On 15 November, CAAF heard oral argument in United States v. Moran, No. 06-0207/AF. The granted issue in Moran was “whether Appellant’s substantial rights were materially prejudiced when prosecution witnesses and trial counsel commented on Appellant’s request for an attorney and Appellant’s refusal to give consent for a search and seizure of his hair and blood.” United States v. Moran, 64 M.J. 80 (C.A.A.F. 2006) (order) (capitalization changed to make it readable). CAAF apparently enjoyed the argument so much that the judges are inviting counsel back to do it a second time. Of course, this time there will be two new faces at the party.

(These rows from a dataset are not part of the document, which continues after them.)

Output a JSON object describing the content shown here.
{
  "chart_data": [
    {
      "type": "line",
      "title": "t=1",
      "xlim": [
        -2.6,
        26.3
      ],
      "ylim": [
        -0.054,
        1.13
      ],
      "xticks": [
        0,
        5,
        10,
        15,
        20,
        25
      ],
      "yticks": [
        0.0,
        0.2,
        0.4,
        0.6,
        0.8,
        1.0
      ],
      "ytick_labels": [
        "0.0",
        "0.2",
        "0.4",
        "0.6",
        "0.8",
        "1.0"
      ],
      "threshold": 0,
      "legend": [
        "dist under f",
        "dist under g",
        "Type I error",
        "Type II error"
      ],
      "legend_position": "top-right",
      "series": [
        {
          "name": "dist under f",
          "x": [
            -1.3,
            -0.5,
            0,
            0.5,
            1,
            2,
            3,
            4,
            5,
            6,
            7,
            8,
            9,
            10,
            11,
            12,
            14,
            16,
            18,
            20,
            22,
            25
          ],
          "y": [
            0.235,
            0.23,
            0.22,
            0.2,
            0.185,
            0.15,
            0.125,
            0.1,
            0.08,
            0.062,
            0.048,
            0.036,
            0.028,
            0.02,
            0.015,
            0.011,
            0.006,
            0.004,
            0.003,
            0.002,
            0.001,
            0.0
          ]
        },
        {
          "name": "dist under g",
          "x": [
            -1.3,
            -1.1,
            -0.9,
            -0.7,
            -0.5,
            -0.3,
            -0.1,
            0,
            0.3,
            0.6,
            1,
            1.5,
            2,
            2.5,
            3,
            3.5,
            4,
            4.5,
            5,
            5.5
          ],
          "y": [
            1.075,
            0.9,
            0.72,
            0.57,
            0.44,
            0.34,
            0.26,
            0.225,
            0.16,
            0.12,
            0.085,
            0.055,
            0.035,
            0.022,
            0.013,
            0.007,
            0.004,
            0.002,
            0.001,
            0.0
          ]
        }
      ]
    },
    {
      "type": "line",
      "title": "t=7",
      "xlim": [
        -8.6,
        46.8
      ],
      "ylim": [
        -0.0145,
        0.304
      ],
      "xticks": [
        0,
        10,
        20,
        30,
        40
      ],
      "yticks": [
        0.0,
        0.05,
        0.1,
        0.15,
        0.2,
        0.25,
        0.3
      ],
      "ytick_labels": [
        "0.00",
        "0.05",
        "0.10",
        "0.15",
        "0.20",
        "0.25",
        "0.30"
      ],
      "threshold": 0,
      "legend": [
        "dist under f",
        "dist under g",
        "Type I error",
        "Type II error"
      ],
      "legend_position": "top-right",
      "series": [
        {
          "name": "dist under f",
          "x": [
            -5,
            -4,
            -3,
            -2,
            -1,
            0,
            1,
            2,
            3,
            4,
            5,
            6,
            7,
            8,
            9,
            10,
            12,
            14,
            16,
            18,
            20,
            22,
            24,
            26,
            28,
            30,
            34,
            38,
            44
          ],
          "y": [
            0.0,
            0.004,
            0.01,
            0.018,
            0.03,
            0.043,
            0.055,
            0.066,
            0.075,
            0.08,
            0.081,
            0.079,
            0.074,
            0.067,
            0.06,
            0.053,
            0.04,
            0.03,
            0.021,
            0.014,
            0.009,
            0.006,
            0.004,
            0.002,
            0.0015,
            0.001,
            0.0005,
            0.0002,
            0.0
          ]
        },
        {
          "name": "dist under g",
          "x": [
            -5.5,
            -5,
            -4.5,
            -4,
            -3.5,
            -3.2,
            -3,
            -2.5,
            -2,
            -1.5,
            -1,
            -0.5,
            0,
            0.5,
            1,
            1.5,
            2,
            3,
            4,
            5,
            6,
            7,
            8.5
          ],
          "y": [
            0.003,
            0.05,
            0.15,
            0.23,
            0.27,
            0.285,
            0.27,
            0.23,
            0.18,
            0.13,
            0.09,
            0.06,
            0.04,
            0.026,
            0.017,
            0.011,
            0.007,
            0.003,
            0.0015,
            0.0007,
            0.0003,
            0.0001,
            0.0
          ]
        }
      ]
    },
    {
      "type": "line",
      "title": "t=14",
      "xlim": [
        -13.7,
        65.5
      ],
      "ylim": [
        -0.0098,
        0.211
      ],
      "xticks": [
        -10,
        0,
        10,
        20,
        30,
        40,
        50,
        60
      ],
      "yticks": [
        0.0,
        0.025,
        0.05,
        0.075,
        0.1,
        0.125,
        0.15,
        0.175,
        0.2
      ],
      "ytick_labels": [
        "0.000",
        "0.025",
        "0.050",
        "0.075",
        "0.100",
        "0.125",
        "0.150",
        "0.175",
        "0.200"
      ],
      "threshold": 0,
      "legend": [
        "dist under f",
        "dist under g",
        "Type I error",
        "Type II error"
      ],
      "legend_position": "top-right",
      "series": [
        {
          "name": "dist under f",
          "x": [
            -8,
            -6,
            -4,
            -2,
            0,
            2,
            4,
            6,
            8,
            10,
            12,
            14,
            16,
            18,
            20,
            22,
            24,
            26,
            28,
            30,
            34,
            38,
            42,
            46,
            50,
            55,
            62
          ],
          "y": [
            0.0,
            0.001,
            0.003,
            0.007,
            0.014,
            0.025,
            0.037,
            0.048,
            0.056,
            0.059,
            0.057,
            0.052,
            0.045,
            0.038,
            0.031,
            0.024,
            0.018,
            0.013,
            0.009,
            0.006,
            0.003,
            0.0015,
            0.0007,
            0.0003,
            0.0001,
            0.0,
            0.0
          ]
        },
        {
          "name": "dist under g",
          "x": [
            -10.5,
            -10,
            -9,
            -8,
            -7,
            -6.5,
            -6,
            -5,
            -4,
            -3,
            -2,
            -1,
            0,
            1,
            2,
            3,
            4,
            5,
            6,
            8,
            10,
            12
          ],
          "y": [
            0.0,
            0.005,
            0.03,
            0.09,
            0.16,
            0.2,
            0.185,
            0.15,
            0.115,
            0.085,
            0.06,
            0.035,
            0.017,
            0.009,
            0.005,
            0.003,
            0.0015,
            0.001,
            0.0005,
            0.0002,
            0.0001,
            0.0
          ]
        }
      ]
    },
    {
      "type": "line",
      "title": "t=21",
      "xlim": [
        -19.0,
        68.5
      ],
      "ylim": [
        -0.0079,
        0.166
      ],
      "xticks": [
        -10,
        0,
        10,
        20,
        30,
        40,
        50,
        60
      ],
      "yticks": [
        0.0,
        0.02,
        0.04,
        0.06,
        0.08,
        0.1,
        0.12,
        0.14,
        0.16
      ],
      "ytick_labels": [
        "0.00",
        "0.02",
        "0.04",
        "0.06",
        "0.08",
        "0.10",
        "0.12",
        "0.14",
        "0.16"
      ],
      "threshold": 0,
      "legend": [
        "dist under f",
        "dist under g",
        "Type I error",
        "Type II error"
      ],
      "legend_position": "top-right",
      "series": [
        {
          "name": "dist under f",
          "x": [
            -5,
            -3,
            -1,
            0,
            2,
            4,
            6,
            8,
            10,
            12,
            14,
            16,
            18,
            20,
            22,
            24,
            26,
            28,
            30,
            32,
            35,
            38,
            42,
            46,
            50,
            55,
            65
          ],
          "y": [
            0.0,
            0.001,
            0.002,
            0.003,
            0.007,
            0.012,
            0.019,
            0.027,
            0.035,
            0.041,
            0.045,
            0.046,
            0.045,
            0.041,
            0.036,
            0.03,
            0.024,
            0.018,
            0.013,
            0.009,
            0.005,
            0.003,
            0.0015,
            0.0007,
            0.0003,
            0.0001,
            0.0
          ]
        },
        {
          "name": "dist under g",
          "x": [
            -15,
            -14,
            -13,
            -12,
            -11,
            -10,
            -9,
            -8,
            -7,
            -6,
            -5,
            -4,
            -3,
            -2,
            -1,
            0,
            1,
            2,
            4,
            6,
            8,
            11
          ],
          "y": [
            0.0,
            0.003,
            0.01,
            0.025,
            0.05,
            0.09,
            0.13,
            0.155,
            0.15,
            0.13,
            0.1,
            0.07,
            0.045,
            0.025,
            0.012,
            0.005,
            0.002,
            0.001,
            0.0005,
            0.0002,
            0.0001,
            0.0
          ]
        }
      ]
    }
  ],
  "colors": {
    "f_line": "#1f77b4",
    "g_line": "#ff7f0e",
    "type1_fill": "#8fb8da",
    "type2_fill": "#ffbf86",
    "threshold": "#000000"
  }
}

In an order dated Wednesday and posted on the CAAF web site today (like most of us, CAAF seems to be slipping a bit on its New Year’s resolution), CAAF announced that “additional briefing and oral argument are necessary.” Much like Linda Richman offering a topic for discussion while she’s verklempt [score: CAAFlog Linda Richman metaphors — 3; CAAFlog figure skating metaphors — 1], CAAF ordered the parties to address two additional issues:
I. The Uniform Code of Military Justice is neither uniform nor in code. Discuss.
II. The Judge Advocate General of the Navy is neither a judge nor a general. Discuss.
No, I’m making that up. Here are the two new issues:
Whether evidence reflecting the accused’s exercise of constitutional rights was admissible as part of the background sequence or chronology of events leading to the seizure or discovery of otherwise admissible evidence.
If evidence of the accused’s exercise of his constitutional rights was admissible for purposes of establishing background sequence or chronology without objection, was it plain error if no instruction was given advising members that the evidence could not be considered as evidence of guilt or criminal conduct[?]
United States v. Moran, __ M.J. ___, No. 06-0207/AF (C.A.A.F. Jan. 10, 2007) (order) (capitalization again changed to make it readable).
The original issue and the two new issues will all be argued together, probably later this term to fill out CAAF’s rather thin docket.